Ator vive ex-militar doente no hospital, cuja visita dos filhos tem como pano de fundo os últimos 50 anos de história brasileira
Por Ubiratan Brasil
O dramaturgo Gustavo Pinheiro começou a rascunhar o texto da peça A Tropa quando ainda Dilma Rousseff era presidente do Brasil. Ele foi vencedor do concurso Seleção Brasil em Cena, do CCBB, em 2015 e o espetáculo estreou no ano seguinte, em meio ao calor do impeachment presidencial, e continuou em cartaz, passando pelos governos Temer e Bolsonaro, além de enfrentar a paralisação durante a pandemia até finalmente chegar ao Teatro Vivo, onde cumpre nova temporada paulistana.
“O texto é tão forte que continua atual”, comenta Otávio Augusto, ator de 78 anos que lidera um elenco com outros quatro intérpretes. “A peça revela uma sensibilidade pelo que estava por acontecer, algo premonitório”, acrescenta Daniel Marano. “Não mexemos em uma vírgula do texto e ele se mantém interessante e perturbador ao mesmo tempo”, conta o autor.

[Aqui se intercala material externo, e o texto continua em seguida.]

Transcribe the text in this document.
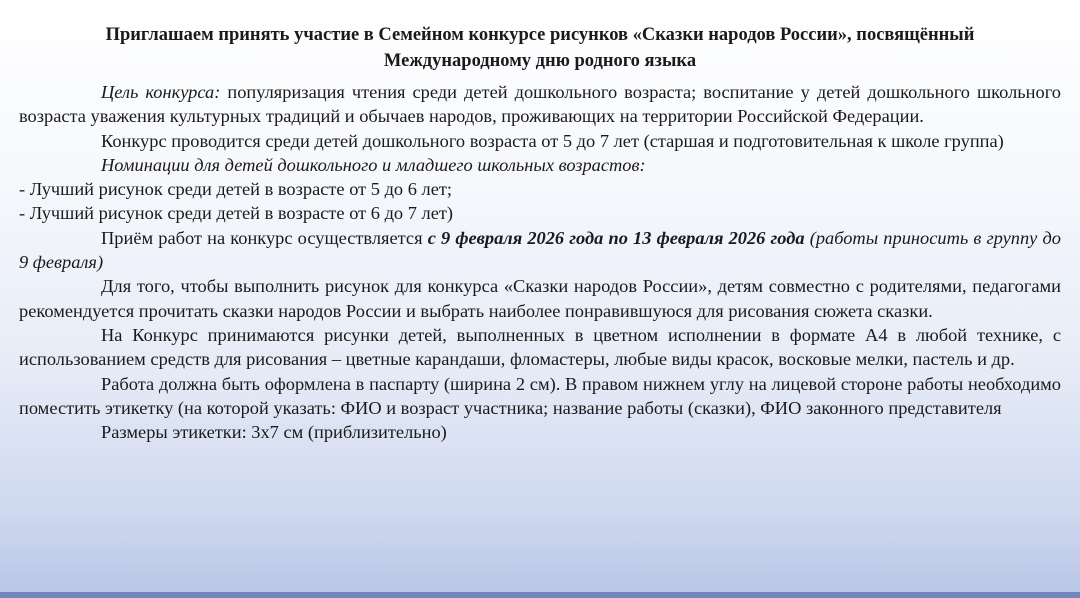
Приглашаем принять участие в Семейном конкурсе рисунков «Сказки народов России», посвящённый
Международному дню родного языка

Цель конкурса: популяризация чтения среди детей дошкольного возраста; воспитание у детей дошкольного школьного возраста уважения культурных традиций и обычаев народов, проживающих на территории Российской Федерации.

Конкурс проводится среди детей дошкольного возраста от 5 до 7 лет (старшая и подготовительная к школе группа)

Номинации для детей дошкольного и младшего школьных возрастов:

- Лучший рисунок среди детей в возрасте от 5 до 6 лет;

- Лучший рисунок среди детей в возрасте от 6 до 7 лет)

Приём работ на конкурс осуществляется с 9 февраля 2026 года по 13 февраля 2026 года (работы приносить в группу до 9 февраля)

Для того, чтобы выполнить рисунок для конкурса «Сказки народов России», детям совместно с родителями, педагогами рекомендуется прочитать сказки народов России и выбрать наиболее понравившуюся для рисования сюжета сказки.

На Конкурс принимаются рисунки детей, выполненных в цветном исполнении в формате А4 в любой технике, с использованием средств для рисования – цветные карандаши, фломастеры, любые виды красок, восковые мелки, пастель и др.

Работа должна быть оформлена в паспарту (ширина 2 см). В правом нижнем углу на лицевой стороне работы необходимо поместить этикетку (на которой указать: ФИО и возраст участника; название работы (сказки), ФИО законного представителя

Размеры этикетки: 3х7 см (приблизительно)
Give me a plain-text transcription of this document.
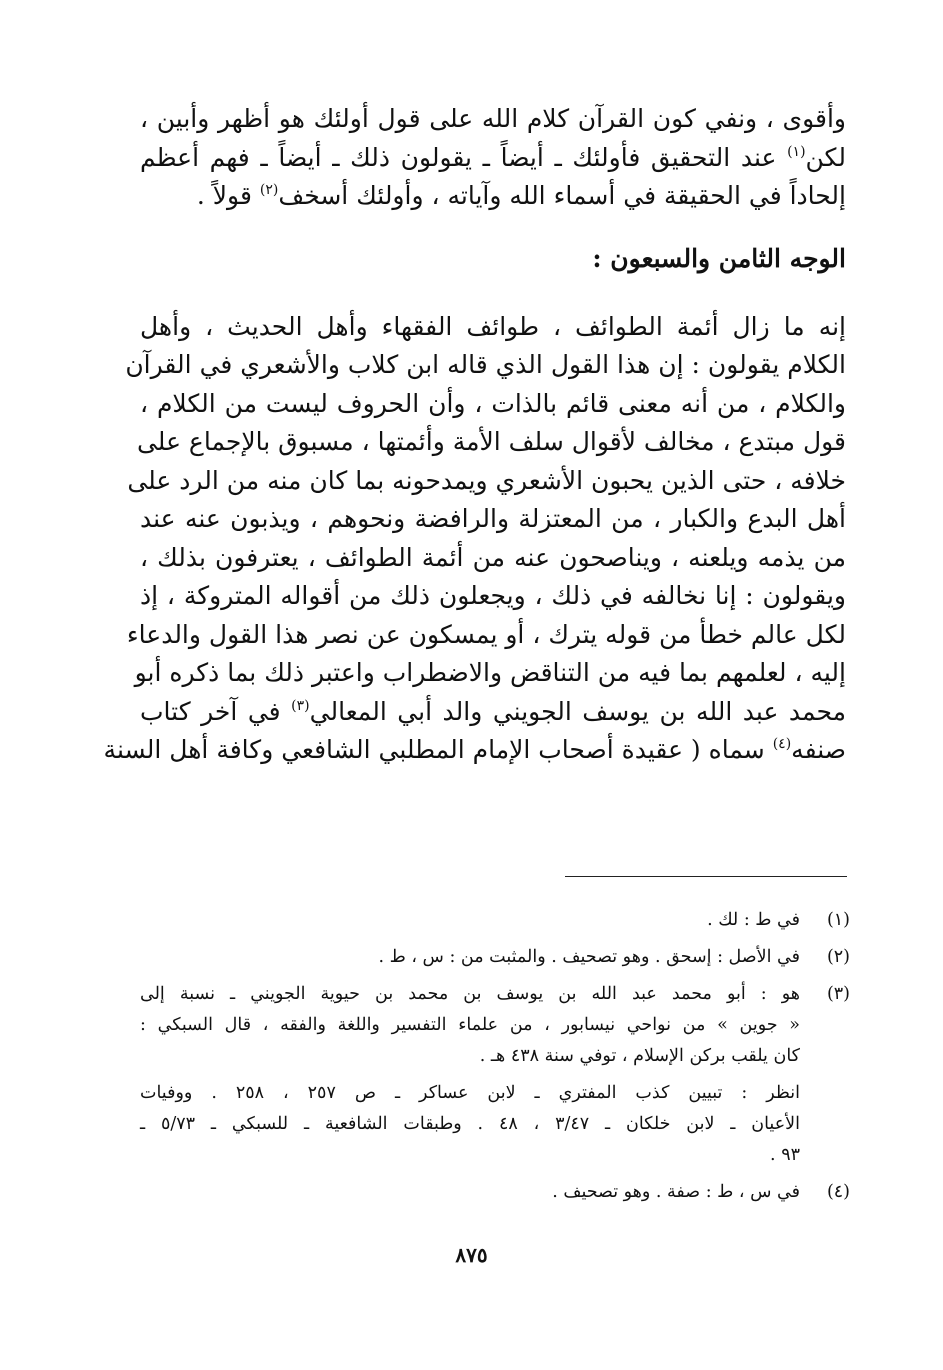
وأقوى ، ونفي كون القرآن كلام الله على قول أولئك هو أظهر وأبين ،
لكن$^{(١)}$ عند التحقيق فأولئك ـ أيضاً ـ يقولون ذلك ـ أيضاً ـ فهم أعظم
إلحاداً في الحقيقة في أسماء الله وآياته ، وأولئك أسخف$^{(٢)}$ قولاً .
الوجه الثامن والسبعون :
إنه ما زال أئمة الطوائف ، طوائف الفقهاء وأهل الحديث ، وأهل
الكلام يقولون : إن هذا القول الذي قاله ابن كلاب والأشعري في القرآن
والكلام ، من أنه معنى قائم بالذات ، وأن الحروف ليست من الكلام ،
قول مبتدع ، مخالف لأقوال سلف الأمة وأئمتها ، مسبوق بالإجماع على
خلافه ، حتى الذين يحبون الأشعري ويمدحونه بما كان منه من الرد على
أهل البدع والكبار ، من المعتزلة والرافضة ونحوهم ، ويذبون عنه عند
من يذمه ويلعنه ، ويناصحون عنه من أئمة الطوائف ، يعترفون بذلك ،
ويقولون : إنا نخالفه في ذلك ، ويجعلون ذلك من أقواله المتروكة ، إذ
لكل عالم خطأ من قوله يترك ، أو يمسكون عن نصر هذا القول والدعاء
إليه ، لعلمهم بما فيه من التناقض والاضطراب واعتبر ذلك بما ذكره أبو
محمد عبد الله بن يوسف الجويني والد أبي المعالي$^{(٣)}$ في آخر كتاب
صنفه$^{(٤)}$ سماه ( عقيدة أصحاب الإمام المطلبي الشافعي وكافة أهل السنة
(١)
في ط : لك .
(٢)
في الأصل : إسحق . وهو تصحيف . والمثبت من : س ، ط .
(٣)
هو : أبو محمد عبد الله بن يوسف بن محمد بن حيوية الجويني ـ نسبة إلى
« جوين » من نواحي نيسابور ، من علماء التفسير واللغة والفقه ، قال السبكي :
كان يلقب بركن الإسلام ، توفي سنة ٤٣٨ هـ .
انظر : تبيين كذب المفتري ـ لابن عساكر ـ ص ٢٥٧ ، ٢٥٨ . ووفيات
الأعيان ـ لابن خلكان ـ ٣/٤٧ ، ٤٨ . وطبقات الشافعية ـ للسبكي ـ ٥/٧٣ ـ
٩٣ .
(٤)
في س ، ط : صفة . وهو تصحيف .
٨٧٥
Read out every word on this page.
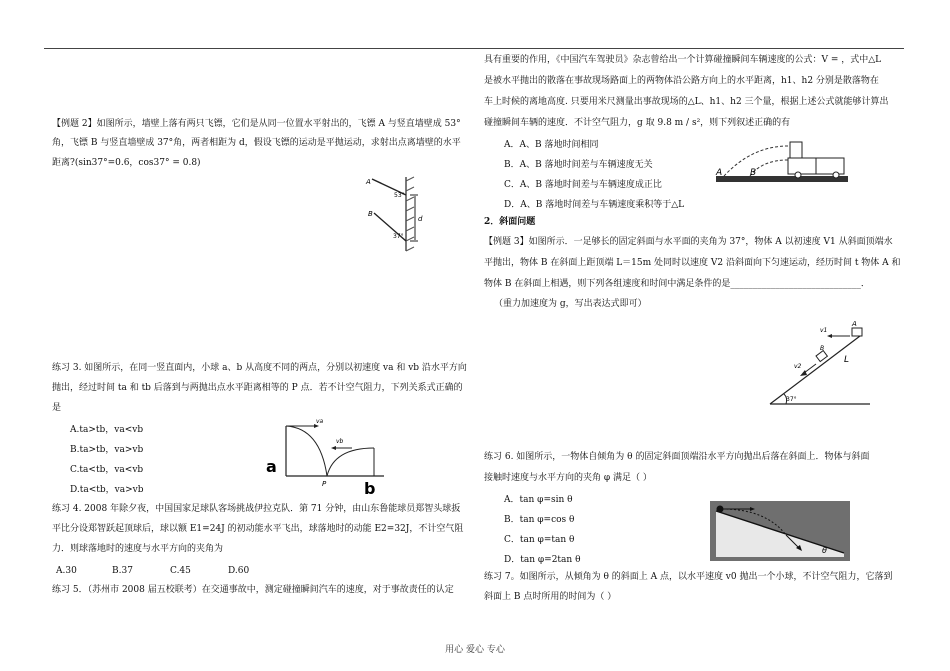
【例题 2】如图所示，墙壁上落有两只飞镖，它们是从同一位置水平射出的，飞镖 A 与竖直墙壁成 53°
角，飞镖 B 与竖直墙壁成 37°角，两者相距为 d，假设飞镖的运动是平抛运动，求射出点离墙壁的水平
距离?(sin37°=0.6，cos37° = 0.8)
A
B
53°
37°
d
练习 3. 如图所示，在同一竖直面内，小球 a、b 从高度不同的两点，分别以初速度 va 和 vb 沿水平方向
抛出，经过时间 ta 和 tb 后落到与两抛出点水平距离相等的 P 点．若不计空气阻力，下列关系式正确的
是
A.ta>tb，va<vb
B.ta>tb，va>vb
C.ta<tb，va<vb
D.ta<tb，va>vb
va
vb
a
b
P
练习 4. 2008 年除夕夜，中国国家足球队客场挑战伊拉克队．第 71 分钟，由山东鲁能球员郑智头球扳
平比分设郑智跃起顶球后，球以额 E1=24J 的初动能水平飞出，球落地时的动能 E2=32J，不计空气阻
力．则球落地时的速度与水平方向的夹角为
A.30	B.37	C.45	D.60
练习 5．（苏州市 2008 届五校联考）在交通事故中，测定碰撞瞬间汽车的速度，对于事故责任的认定
具有重要的作用，《中国汽车驾驶员》杂志曾给出一个计算碰撞瞬间车辆速度的公式：V = ，式中△L
是被水平抛出的散落在事故现场路面上的两物体沿公路方向上的水平距离，h1、h2 分别是散落物在
车上时候的离地高度. 只要用米尺测量出事故现场的△L、h1、h2 三个量，根据上述公式就能够计算出
碰撞瞬间车辆的速度．不计空气阻力，g 取 9.8 m / s²，则下列叙述正确的有
A．A、B 落地时间相同
B．A、B 落地时间差与车辆速度无关
C．A、B 落地时间差与车辆速度成正比
D．A、B 落地时间差与车辆速度乘积等于△L
A	B
2．斜面问题
【例题 3】如图所示．一足够长的固定斜面与水平面的夹角为 37°，物体 A 以初速度 V1 从斜面顶端水
平抛出，物体 B 在斜面上距顶端 L＝15m 处同时以速度 V2 沿斜面向下匀速运动，经历时间 t 物体 A 和
物体 B 在斜面上相遇，则下列各组速度和时间中满足条件的是_____________________________．
（重力加速度为 g，写出表达式即可）
v1
A
B
v2
L
37°
练习 6. 如图所示，一物体自倾角为 θ 的固定斜面顶端沿水平方向抛出后落在斜面上．物体与斜面
接触时速度与水平方向的夹角 φ 满足（ ）
A．tan φ=sin θ
B．tan φ=cos θ
C．tan φ=tan θ
D．tan φ=2tan θ
θ
练习 7。如图所示，从倾角为 θ 的斜面上 A 点，以水平速度 v0 抛出一个小球，不计空气阻力，它落到
斜面上 B 点时所用的时间为（ ）
用心 爱心 专心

De fato, mais que o aspecto político, A Tropa se destaca por tratar de um tema atemporal, o conflito geracional em uma família, o que permite uma leitura perspicaz, sensível, ácida e bem humorada da sociedade brasileira.
Augusto vive um ex-militar viúvo que está doente e recebe a visita dos quatro filhos no hospital. O que deveria ser uma confraternização se transforma em um doloroso jogo de acusações e cobranças de verdades, em que se discutem diferenças e tolerância.
Pinheiro foi hábil na construção psicológica dos filhos, que formam um mosaico da sociedade brasileira: o mais velho, Humberto (Alexandre Menezes), é um dentista militar aposentado que mora com o pai; João Baptista (Daniel Marano) é um usuário de drogas com passagens por clínicas de reabilitação; já Arthur (Alexandre Galindo) é um empresário casado, pai de duas filhas, que trabalha numa empreiteira sob investigação por corrupção; e finalmente Ernesto (André Rosa) é o jornalista que acaba de pedir demissão e passa por uma crise com a profissão.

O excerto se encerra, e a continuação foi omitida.